Der klarste und sichtbarste Vortheil dieser langsamen und mühseligen Untersuchungen beruht darin, daß man bei all den speculativen Studien den Körper in seiner Thätigkeit und die Glieder in ihrer Geschmeidigkeit erhält und die Hände unablässig zur Arbeit und zu einem dem Menschen nützlichen Gebrauche ausbildet. Die vielen Instrumente, welche zu dem Zwecke erfunden sind, uns bei unseren Experimenten zu leiten und unseren Sinnen da, wo es ihnen an der nöthigen Genauigkeit gebricht, ergänzend zur Seite zu treten, haben den Uebelstand hervorgerufen, daß wir die Uebung der Sinne nun erst recht vernachlässigen. Der Winkelmesser befreit uns von der Mühe, die Größe der Winkel abzuschätzen. Das Auge, welches ganz gut im Stande wäre, die Entfernungen mit Genauigkeit zu bestimmen, verläßt sich auf die Kette, die sie statt seiner mißt; die Schnellwage, durch welche ich das Gewicht kennen lerne, erspart es mir, dasselbe mit der Hand abzuschätzen. Je sinnreicher unsere Werkzeuge sind, desto unausgebildeter und ungeschickter werden unsere Organe. Weil wir darauf ausgehen, uns äußerlich mit Hilfsmitteln zu umgeben, finden wir dieselben nicht mehr in uns selbst.
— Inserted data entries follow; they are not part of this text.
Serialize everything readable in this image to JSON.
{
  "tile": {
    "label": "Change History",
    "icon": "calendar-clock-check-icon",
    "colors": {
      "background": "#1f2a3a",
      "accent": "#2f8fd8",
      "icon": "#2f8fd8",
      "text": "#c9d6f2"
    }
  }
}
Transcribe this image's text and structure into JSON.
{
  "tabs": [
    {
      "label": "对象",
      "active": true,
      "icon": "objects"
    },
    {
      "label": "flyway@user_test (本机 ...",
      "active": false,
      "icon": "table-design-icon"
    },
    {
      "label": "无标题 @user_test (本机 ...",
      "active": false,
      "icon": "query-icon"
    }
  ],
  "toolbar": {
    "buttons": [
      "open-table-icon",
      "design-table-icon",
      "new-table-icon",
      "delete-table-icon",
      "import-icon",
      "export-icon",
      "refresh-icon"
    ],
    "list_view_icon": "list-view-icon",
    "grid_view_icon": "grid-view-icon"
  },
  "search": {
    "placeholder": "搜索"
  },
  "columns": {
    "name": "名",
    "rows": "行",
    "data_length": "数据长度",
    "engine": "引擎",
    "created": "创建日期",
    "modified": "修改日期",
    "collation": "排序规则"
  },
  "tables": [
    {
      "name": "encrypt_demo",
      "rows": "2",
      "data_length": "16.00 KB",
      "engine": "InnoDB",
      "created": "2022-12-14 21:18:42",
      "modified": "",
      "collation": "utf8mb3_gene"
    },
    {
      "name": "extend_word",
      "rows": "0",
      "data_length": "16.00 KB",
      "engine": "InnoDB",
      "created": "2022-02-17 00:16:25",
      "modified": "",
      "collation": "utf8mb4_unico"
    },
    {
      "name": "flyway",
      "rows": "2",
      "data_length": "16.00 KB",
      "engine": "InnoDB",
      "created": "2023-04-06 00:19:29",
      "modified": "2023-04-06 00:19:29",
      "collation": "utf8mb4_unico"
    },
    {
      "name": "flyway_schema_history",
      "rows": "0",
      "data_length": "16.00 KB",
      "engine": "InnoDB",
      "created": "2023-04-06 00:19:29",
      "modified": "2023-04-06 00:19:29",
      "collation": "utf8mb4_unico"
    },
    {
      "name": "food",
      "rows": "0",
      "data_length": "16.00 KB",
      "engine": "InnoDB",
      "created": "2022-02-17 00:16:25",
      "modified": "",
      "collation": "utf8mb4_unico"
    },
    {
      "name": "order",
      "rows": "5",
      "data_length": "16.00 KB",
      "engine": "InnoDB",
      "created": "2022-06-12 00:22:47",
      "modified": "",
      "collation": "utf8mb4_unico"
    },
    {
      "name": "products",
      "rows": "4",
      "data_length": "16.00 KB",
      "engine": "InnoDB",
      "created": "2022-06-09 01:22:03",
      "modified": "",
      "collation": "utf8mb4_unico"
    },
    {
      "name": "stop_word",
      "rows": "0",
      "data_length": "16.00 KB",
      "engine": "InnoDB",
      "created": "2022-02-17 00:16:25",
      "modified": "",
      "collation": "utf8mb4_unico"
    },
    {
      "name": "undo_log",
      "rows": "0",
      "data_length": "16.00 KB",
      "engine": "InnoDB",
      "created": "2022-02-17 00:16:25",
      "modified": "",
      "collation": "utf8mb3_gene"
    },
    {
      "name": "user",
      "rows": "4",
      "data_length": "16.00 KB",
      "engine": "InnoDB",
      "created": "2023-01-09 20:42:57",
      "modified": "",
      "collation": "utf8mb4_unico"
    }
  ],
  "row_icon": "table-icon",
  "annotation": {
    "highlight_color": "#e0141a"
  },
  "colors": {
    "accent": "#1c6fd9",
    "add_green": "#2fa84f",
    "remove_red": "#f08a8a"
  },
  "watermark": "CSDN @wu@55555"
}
Sobald wir jedoch zur Herstellung dieser Maschinen die Geschicklichkeit aufbieten, die bisher für jene eintrat, sobald wir zu ihrer Anfertigung den Scharfsinn anwenden, der uns ihre Entbehrung bisher nicht fühlbar machte, so gewinnen wir, ohne daneben irgend einen Verlust zu haben, wir verbinden die Kunst mit der Natur und werden scharfsinniger, ohne an unserer Geschicklichkeit eine Einbuße zu erleiden. Wenn ich ein Kind, anstatt es fortwährend über den Büchern sitzen zu lassen, in einer Werkstatt beschäftige, so arbeiten seine Hände zum Vortheile seines Geistes: es wird ein Philosoph, trotzdem es sich nur für einen Handwerker hält. Endlich bringt diese Uebung auch noch andere Vortheile, deren ich weiter unten erwähnen werde; und man wird sehen, wie man sich von philosophischen Spielereien zu den wahren menschlichen Tätigkeiten zu erheben vermag.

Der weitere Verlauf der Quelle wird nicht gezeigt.